John 'power to the people' Bell

Wednesday, 20 April 2011

It is my birthday on Thursday (yes I know your card is in the post)

Well I am not getting any younger. Hang on that is the most pathetically stupid comment people utter on their birthdays. Every single person since the dawn of time has got older at the time of each birthday (with the exception of Cliff Richard) However I am now at an age that all I want for my next birthday is to be alive (and I don't mean wear a tramps vest). I am not afraid of my age, I embrace the fact that youth was wasted on me, and should be given to someone who might appreciate it more than me. So here I am currently half way to 90, currently single (but open to a sense of changeability on that score) and sharing my birthday with the Queen (the royal, and not a casual gay friend). Anyway these are the things I have to be grateful for as I reach my advancing years
1) I can still use the toilet without any help
2) I do not need a Thora Hird stair lift to get me to bed (I do however live in a Bungalow)
3) I can listen to the Bee Gees
4) 50 is starting to sound spookily young
5) I am still the last baby year that remembers England winning the World Cup
6) I still have all my own hair
7) I can read a book on the sofa and this is considered as normal (for a man of my age)
8) I actually remember what Dave Lee Travis actually looked like
9) I have lived through 12 World cups, 44 FA cups, and 1 monarch.
10) I have 50% of my Facebook friends who are 20 years younger than me (I should never have taught them)

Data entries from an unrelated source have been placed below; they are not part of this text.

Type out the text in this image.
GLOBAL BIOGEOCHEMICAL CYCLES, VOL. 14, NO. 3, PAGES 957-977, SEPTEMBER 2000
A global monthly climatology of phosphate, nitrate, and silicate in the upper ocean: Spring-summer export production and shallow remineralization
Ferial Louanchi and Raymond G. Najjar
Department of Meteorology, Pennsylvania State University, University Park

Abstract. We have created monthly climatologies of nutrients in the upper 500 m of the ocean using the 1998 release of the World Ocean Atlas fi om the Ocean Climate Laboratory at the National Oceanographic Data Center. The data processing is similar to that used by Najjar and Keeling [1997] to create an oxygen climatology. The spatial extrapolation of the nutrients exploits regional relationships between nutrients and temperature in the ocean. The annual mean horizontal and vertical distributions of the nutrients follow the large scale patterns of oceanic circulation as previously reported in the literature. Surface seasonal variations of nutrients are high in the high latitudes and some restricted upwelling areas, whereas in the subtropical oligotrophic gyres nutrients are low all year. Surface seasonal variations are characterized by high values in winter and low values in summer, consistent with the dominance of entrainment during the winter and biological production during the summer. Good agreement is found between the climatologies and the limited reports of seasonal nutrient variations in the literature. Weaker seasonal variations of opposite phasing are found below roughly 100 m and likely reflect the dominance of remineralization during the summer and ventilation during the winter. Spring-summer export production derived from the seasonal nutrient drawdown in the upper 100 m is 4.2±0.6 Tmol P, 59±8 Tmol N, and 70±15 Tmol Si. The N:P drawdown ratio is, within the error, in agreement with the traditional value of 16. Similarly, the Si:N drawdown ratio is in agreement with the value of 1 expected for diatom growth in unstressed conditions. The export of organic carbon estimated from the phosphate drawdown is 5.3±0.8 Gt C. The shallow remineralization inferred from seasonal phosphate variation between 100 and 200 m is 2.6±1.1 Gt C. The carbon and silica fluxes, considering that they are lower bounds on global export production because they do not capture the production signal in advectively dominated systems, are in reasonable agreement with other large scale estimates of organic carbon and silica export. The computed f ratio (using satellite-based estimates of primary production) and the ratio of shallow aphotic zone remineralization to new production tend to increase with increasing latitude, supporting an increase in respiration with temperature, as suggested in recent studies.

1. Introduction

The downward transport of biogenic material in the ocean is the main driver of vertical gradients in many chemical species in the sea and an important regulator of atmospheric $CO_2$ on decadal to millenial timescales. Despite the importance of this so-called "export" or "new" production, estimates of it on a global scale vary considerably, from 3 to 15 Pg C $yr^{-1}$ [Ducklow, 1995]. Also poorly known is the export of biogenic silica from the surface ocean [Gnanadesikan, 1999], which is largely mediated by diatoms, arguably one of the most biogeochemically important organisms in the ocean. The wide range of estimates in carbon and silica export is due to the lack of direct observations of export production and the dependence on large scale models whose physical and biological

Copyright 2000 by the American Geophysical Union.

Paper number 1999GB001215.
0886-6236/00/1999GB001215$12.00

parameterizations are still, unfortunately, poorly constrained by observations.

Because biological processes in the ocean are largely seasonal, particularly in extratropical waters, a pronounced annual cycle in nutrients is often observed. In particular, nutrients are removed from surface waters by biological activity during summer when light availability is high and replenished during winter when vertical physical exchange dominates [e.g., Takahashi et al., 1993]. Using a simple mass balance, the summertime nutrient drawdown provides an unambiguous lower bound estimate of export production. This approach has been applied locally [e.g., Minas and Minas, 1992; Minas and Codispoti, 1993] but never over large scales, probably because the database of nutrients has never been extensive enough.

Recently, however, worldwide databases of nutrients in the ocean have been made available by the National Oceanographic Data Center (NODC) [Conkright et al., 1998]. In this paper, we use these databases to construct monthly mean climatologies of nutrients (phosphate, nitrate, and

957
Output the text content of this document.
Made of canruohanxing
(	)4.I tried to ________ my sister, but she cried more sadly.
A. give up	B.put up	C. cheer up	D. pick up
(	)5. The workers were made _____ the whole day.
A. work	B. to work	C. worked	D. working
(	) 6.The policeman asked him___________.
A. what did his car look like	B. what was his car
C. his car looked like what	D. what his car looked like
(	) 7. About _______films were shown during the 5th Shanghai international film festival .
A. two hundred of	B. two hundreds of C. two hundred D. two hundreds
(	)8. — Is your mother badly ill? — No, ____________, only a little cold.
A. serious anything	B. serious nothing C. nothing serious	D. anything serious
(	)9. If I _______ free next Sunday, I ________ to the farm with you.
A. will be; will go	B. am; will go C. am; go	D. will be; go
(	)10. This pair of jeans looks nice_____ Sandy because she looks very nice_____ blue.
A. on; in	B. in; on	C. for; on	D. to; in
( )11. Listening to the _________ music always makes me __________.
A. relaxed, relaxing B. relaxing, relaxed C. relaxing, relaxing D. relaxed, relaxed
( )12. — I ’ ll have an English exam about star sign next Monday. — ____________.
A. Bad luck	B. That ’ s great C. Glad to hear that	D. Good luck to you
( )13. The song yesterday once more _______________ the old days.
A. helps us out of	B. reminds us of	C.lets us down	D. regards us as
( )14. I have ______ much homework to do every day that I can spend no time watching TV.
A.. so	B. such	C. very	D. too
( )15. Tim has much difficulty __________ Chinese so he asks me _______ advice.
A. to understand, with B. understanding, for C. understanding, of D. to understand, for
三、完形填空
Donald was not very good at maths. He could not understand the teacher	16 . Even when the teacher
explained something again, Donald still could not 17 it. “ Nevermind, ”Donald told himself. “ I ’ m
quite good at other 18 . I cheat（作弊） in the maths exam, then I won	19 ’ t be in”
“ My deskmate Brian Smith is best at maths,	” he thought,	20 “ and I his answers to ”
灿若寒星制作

Do not mock me, because in a 120 years we will all be dead and no-one will care that I am 165 and you are only 141. So stick that in your pipe and smoke it.

Peter Pan

Monday, 18 April 2011

I posed some questions, now I have some answers

A while back I was wondering about certain questions, but sadly I was given no enlightenment. Anyway here are some answers that have been held back from the general populus.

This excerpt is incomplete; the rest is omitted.